To elaborate further on the fourth point above, The Daily Beast article ended with these words:
“… According to proponents of hacking back, authorizing the practice could make it much safer.
‘By bringing it into the sunlight, we would be able to assess the risk squarely rather than behind closed doors and pretend it doesn’t exist,’ Ottenheimer, the president of the security consultancy who has hacked back, said.
‘We are missing an opportunity to regulate something that is already happening,’ he added.
Regardless, companies will continue to strike back, in the shadows, whether lawmakers push for change or not.
‘It was effective,’ the consultant who hacked for the global bank firm said.”
These arguments sound a lot like the same arguments that were (and are) being made for the spread of the legalization of marijuana “in safe ways.”

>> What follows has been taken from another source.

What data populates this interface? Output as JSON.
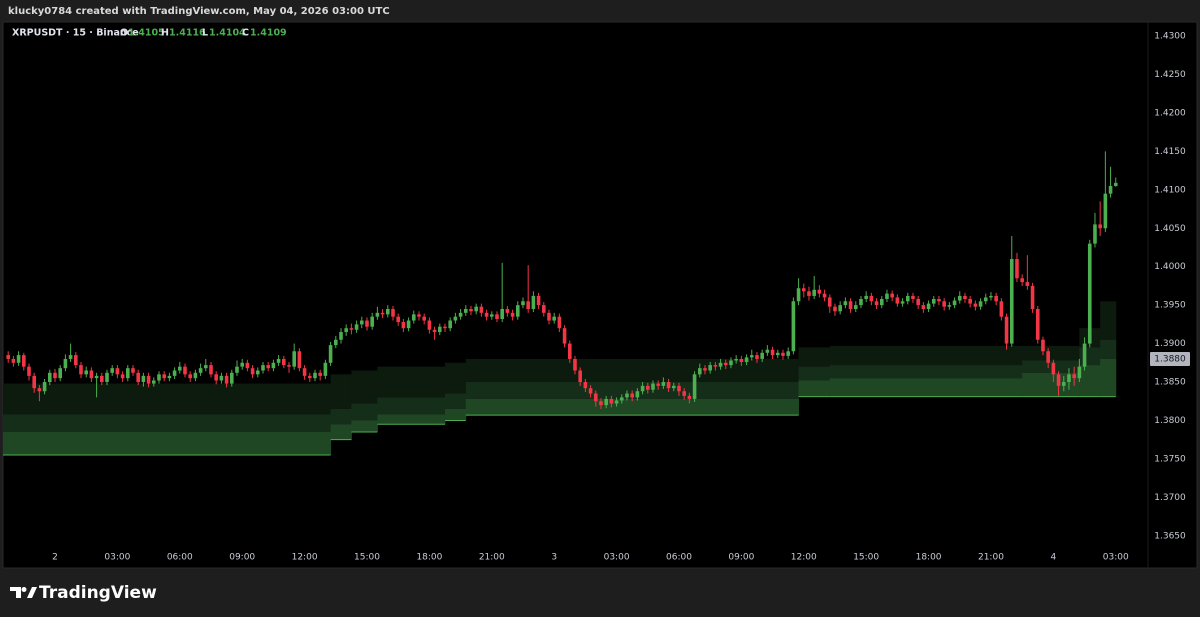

And while I know that some cyber experts will argue that this analogy is flawed, I believe the similarities can be helpful to use in public discourse. No doubt, these two practices may go in opposite directions as far as public opinion and acceptance, since one is not tied to the other.
Nevertheless, I expect to see much more hacking back over the next few years — with more companies and individuals demanding that the practice become legal.